Douglas Feith Explains the "Rules of the Road"

Card-carrying "neocon" Douglas Feith, the Undersecretary of Defense for Policy (a position in some ways analogous to Stephen Krasner's position), delivered an important address to the Council on Foreign Relations last week. In it, he offers a re-definition of sovereignty subordinated to liberal values that Krasner may or may not agree with. He stated:

As the enormities of genocide and other acts of gross inhumanity perturbed established ideas about international law, weapons of mass destruction now challenge statesmen of the civilized world. Even a small and poor state may now be in a position to produce the means to cause devastation to other people -- damage far beyond the ability of such a state ever to remedy or recompense.

The world has decided that sovereignty shouldn't protect a government perpetrating large-scale crimes against humanity within its own borders. Before us all now hangs the question of how long-standing ideas about sovereignty can be squared with the dangers of biological or nuclear weapons. Should governments with troubling records of aggression, support for terrorism, human rights abuses and the like be allowed to invoke sovereign rights to protect their development of catastrophic weapons that threaten the sovereign rights of others in the world? This is a question for which there is no simple, objective answer.

He then goes on:

To contemplate that question is to come to understand why the United States cannot possibly win the war on terrorism by military means alone -- or by itself alone. The United States can win the war -- it can defeat terrorist extremism as a threat to our way of life as a free and open society -- only through cooperation with allies and partners around the world.

Finally, he sums up:

Our nation's most basic interest is to protect the freedom of the American people--our ability to govern ourselves under the constitution. The sovereignty of the United States is another way of referring to this freedom.

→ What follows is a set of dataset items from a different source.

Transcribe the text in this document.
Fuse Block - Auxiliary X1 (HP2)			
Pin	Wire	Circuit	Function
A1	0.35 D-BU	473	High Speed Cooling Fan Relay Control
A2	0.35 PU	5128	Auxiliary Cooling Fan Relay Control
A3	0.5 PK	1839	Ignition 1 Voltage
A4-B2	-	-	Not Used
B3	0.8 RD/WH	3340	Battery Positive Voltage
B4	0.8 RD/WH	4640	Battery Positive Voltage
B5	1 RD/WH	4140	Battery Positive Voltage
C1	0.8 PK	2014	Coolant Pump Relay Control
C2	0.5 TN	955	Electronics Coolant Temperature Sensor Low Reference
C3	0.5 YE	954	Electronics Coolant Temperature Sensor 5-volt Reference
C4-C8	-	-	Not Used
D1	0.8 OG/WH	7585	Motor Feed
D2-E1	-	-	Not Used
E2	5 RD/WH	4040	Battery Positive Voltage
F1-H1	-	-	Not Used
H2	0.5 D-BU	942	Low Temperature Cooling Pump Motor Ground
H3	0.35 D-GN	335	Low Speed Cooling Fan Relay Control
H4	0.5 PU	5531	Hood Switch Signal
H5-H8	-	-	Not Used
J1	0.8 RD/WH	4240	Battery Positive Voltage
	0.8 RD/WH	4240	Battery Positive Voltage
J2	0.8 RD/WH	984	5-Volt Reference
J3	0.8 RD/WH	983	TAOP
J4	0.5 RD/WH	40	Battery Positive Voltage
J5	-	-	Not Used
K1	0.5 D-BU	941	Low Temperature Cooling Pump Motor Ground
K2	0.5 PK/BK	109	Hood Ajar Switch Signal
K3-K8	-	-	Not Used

The United States strengthens its national security when it promotes a well-ordered world of sovereign states: a world in which states respect one another's rights to choose how they want to live; a world in which states do not commit aggression and have governments that can and do control their own territory; a world in which states have governments that are responsible and obey, as it were, the rules of the road.

If you substitute "human rights" for "weapons of mass destruction" and "international law" for "the rules of the road", I think you have a vision of global order not all that far from mainstream internationalists. Perhaps the biggest difference, which isn't addressed in this speech, is that Feith does not see international institutions as the central or even basic mechanism for promoting this liberal vision. Rather, it will be the U.S. working as "partners" with other like-minded sovereign states. Still, as a matter of basic principles, this vision shares more with the Bush Administration's critics in the international law / human rights community that those folks probably want to admit.